Isn't calling someone "a piece of work" the same as calling them a jackass? 20:56, 5 May 2007 (UTC)

Yes, that’s right, at least in the U.S. I’ve never heard to used to mean a person of importance. A real piece of work is even worse. —Stephen 09:16, 6 May 2007 (UTC)

work up

Talk from rfc

When I stumbled across this earlier, it looked like it could use just a little touching up. Checking Webster 1913 and Wordnet, my eyes sortof popped out. To compound the problems, the translations that had been started aparently made a clean distinction between employment and effort. I tried to maintain that distinction, but in hindsight that was probably a Bad Idea (tm). I think I got all the senses of the word "work" that Webster and Wordnet listed (many on Wordnet were too specific) but the resulting mess of having the translations force the definition to be split up looks very ugly.
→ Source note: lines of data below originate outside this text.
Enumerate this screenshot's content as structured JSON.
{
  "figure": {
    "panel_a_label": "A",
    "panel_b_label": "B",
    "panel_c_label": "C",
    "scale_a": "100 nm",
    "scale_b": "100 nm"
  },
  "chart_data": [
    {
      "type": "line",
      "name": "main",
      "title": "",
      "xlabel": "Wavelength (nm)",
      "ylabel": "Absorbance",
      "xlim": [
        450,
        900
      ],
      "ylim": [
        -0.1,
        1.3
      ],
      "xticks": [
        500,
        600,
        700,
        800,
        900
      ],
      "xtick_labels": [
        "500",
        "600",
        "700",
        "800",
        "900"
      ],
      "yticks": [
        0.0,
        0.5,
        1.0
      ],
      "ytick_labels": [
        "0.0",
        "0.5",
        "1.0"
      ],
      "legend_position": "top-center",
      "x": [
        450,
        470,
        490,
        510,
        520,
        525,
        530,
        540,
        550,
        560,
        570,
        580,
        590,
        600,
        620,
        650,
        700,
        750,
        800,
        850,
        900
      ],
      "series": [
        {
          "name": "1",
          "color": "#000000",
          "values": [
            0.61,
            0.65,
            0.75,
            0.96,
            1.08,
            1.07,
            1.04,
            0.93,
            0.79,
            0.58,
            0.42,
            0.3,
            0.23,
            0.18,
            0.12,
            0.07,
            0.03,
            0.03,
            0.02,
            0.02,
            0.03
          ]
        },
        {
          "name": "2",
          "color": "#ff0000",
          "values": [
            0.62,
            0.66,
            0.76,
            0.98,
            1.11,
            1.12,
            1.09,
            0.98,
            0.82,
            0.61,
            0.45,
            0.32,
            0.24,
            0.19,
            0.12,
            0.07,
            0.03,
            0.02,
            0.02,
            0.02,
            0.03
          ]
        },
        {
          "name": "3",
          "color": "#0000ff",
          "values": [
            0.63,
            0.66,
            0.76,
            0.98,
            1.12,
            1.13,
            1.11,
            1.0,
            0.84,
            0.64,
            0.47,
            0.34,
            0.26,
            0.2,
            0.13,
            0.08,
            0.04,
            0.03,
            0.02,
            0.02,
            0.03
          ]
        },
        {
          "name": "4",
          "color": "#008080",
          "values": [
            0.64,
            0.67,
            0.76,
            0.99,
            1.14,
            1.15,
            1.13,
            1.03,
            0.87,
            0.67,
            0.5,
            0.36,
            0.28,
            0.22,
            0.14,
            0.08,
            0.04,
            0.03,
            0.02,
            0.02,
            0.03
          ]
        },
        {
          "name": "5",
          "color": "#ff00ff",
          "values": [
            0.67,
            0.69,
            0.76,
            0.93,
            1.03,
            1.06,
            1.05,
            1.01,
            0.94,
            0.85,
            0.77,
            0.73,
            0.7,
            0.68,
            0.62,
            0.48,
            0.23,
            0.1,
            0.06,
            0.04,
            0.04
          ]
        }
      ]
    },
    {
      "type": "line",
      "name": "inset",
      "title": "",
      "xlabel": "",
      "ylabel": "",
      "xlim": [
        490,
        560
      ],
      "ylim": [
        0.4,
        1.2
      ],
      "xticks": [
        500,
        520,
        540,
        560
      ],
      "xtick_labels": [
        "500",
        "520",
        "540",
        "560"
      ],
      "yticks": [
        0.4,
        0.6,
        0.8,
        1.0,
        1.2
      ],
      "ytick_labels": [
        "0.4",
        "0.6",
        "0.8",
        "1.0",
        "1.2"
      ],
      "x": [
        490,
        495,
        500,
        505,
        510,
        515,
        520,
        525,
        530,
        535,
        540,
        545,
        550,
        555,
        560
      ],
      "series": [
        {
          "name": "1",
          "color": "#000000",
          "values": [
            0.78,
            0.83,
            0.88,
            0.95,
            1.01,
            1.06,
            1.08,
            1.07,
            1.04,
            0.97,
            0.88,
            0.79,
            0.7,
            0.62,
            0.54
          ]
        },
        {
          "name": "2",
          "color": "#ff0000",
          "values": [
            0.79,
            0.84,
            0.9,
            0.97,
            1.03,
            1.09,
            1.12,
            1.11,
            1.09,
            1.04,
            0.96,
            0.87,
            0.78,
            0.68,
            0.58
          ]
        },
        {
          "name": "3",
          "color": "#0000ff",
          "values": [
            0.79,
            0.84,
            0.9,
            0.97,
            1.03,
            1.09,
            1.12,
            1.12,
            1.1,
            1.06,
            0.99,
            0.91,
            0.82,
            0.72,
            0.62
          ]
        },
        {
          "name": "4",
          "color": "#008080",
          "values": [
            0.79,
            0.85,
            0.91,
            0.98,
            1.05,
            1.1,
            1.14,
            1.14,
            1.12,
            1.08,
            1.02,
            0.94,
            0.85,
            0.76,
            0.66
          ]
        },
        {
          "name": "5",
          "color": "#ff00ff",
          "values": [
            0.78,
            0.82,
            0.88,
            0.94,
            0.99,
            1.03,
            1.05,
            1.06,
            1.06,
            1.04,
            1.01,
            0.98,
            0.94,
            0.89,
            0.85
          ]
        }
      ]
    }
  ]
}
Also, I do not know what the Greek character \#A3 is supposed to be. Anyone?

--Connel MacKenzie 19:15, 9 Feb 2005 (UTC)

There is a template to mark entries with messed-up translations, namely {{checktrans}}. I'll use it on the page and move the translations to the "Translations to be checked" section. — Paul G 11:12, 10 Feb 2005 (UTC)
rfc tag has already been removed. Moved this discussion to talk page.
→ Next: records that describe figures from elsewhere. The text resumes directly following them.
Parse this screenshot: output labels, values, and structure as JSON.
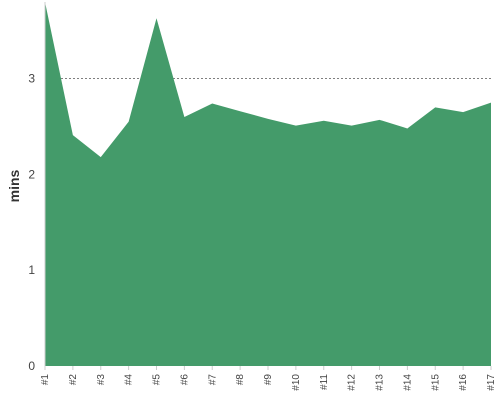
{
  "chart_data": {
    "type": "area",
    "xlabel": "",
    "ylabel": "mins",
    "ylim": [
      0,
      3.8
    ],
    "yticks": [
      0,
      1,
      2,
      3
    ],
    "grid": true,
    "categories": [
      "#1",
      "#2",
      "#3",
      "#4",
      "#5",
      "#6",
      "#7",
      "#8",
      "#9",
      "#10",
      "#11",
      "#12",
      "#13",
      "#14",
      "#15",
      "#16",
      "#17"
    ],
    "series": [
      {
        "values": [
          3.85,
          2.41,
          2.18,
          2.55,
          3.63,
          2.6,
          2.74,
          2.66,
          2.58,
          2.51,
          2.56,
          2.51,
          2.57,
          2.48,
          2.7,
          2.65,
          2.75
        ],
        "color": "#449b6a"
      }
    ],
    "gridline_color": "#555555"
  }
}
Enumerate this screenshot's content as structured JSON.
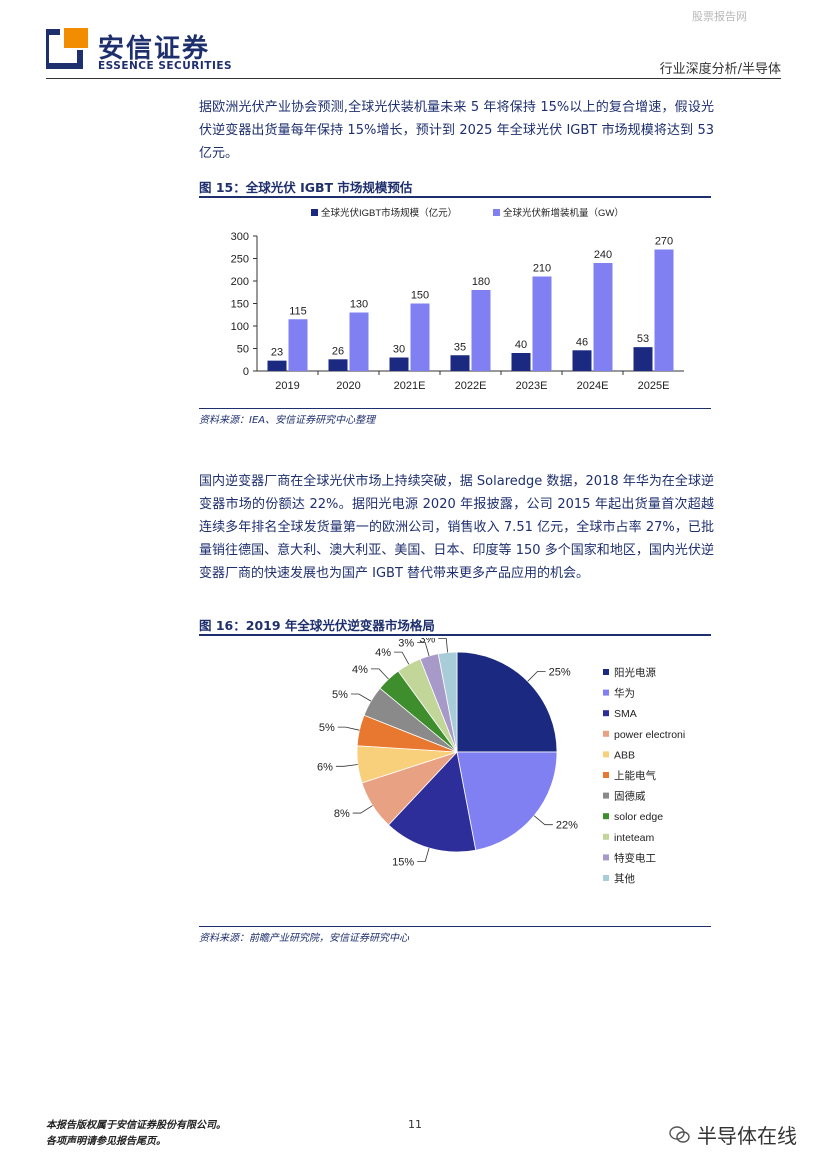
{
  "watermark": "股票报告网",
  "header": {
    "brand_cn": "安信证券",
    "brand_en": "ESSENCE SECURITIES",
    "category": "行业深度分析/半导体"
  },
  "paragraphs": [
    "据欧洲光伏产业协会预测,全球光伏装机量未来 5 年将保持 15%以上的复合增速，假设光伏逆变器出货量每年保持 15%增长，预计到 2025 年全球光伏 IGBT 市场规模将达到 53 亿元。",
    "国内逆变器厂商在全球光伏市场上持续突破，据 Solaredge 数据，2018 年华为在全球逆变器市场的份额达 22%。据阳光电源 2020 年报披露，公司 2015 年起出货量首次超越连续多年排名全球发货量第一的欧洲公司，销售收入 7.51 亿元，全球市占率 27%，已批量销往德国、意大利、澳大利亚、美国、日本、印度等 150 多个国家和地区，国内光伏逆变器厂商的快速发展也为国产 IGBT 替代带来更多产品应用的机会。"
  ],
  "figures": {
    "fig15_title": "图 15：全球光伏 IGBT 市场规模预估",
    "fig15_source": "资料来源：IEA、安信证券研究中心整理",
    "fig16_title": "图 16：2019 年全球光伏逆变器市场格局",
    "fig16_source": "资料来源：前瞻产业研究院，安信证券研究中心"
  },
  "footer": {
    "line1": "本报告版权属于安信证券股份有限公司。",
    "line2": "各项声明请参见报告尾页。",
    "page": "11",
    "wechat": "半导体在线"
  },
  "chart_data": [
    {
      "type": "bar",
      "categories": [
        "2019",
        "2020",
        "2021E",
        "2022E",
        "2023E",
        "2024E",
        "2025E"
      ],
      "series": [
        {
          "name": "全球光伏IGBT市场规模（亿元）",
          "values": [
            23,
            26,
            30,
            35,
            40,
            46,
            53
          ],
          "color": "#1b2a80"
        },
        {
          "name": "全球光伏新增装机量（GW）",
          "values": [
            115,
            130,
            150,
            180,
            210,
            240,
            270
          ],
          "color": "#8080f2"
        }
      ],
      "ylim": [
        0,
        300
      ],
      "yticks": [
        0,
        50,
        100,
        150,
        200,
        250,
        300
      ],
      "legend": "top",
      "grid": false
    },
    {
      "type": "pie",
      "labels": [
        "阳光电源",
        "华为",
        "SMA",
        "power electroni",
        "ABB",
        "上能电气",
        "固德威",
        "solor edge",
        "inteteam",
        "特变电工",
        "其他"
      ],
      "values": [
        25,
        22,
        15,
        8,
        6,
        5,
        5,
        4,
        4,
        3,
        3
      ],
      "display_labels": [
        "25%",
        "22%",
        "15%",
        "8%",
        "6%",
        "5%",
        "5%",
        "4%",
        "4%",
        "3%",
        "3%"
      ],
      "colors": [
        "#1b2a80",
        "#8080f2",
        "#2e2e9a",
        "#e9a184",
        "#f8cf7a",
        "#e8782f",
        "#8a8a8a",
        "#3e8e2e",
        "#c3d69a",
        "#a79ac8",
        "#a9ccd9"
      ],
      "legend": "right"
    }
  ]
}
Difference between work and job[edit]

They have DEEPLY different meaning: a job is only for money. A work is for the sake of helping someone or for personal satisfaction. Anyway it can't be in the same meaning a job (interested) and an effort (disinterested) I change it.

sorry, I saw there is already two different sections for the two meanings. I sadly notice that liberal-capitalistic-banker definition of work as something involving a reward in money is on the first place.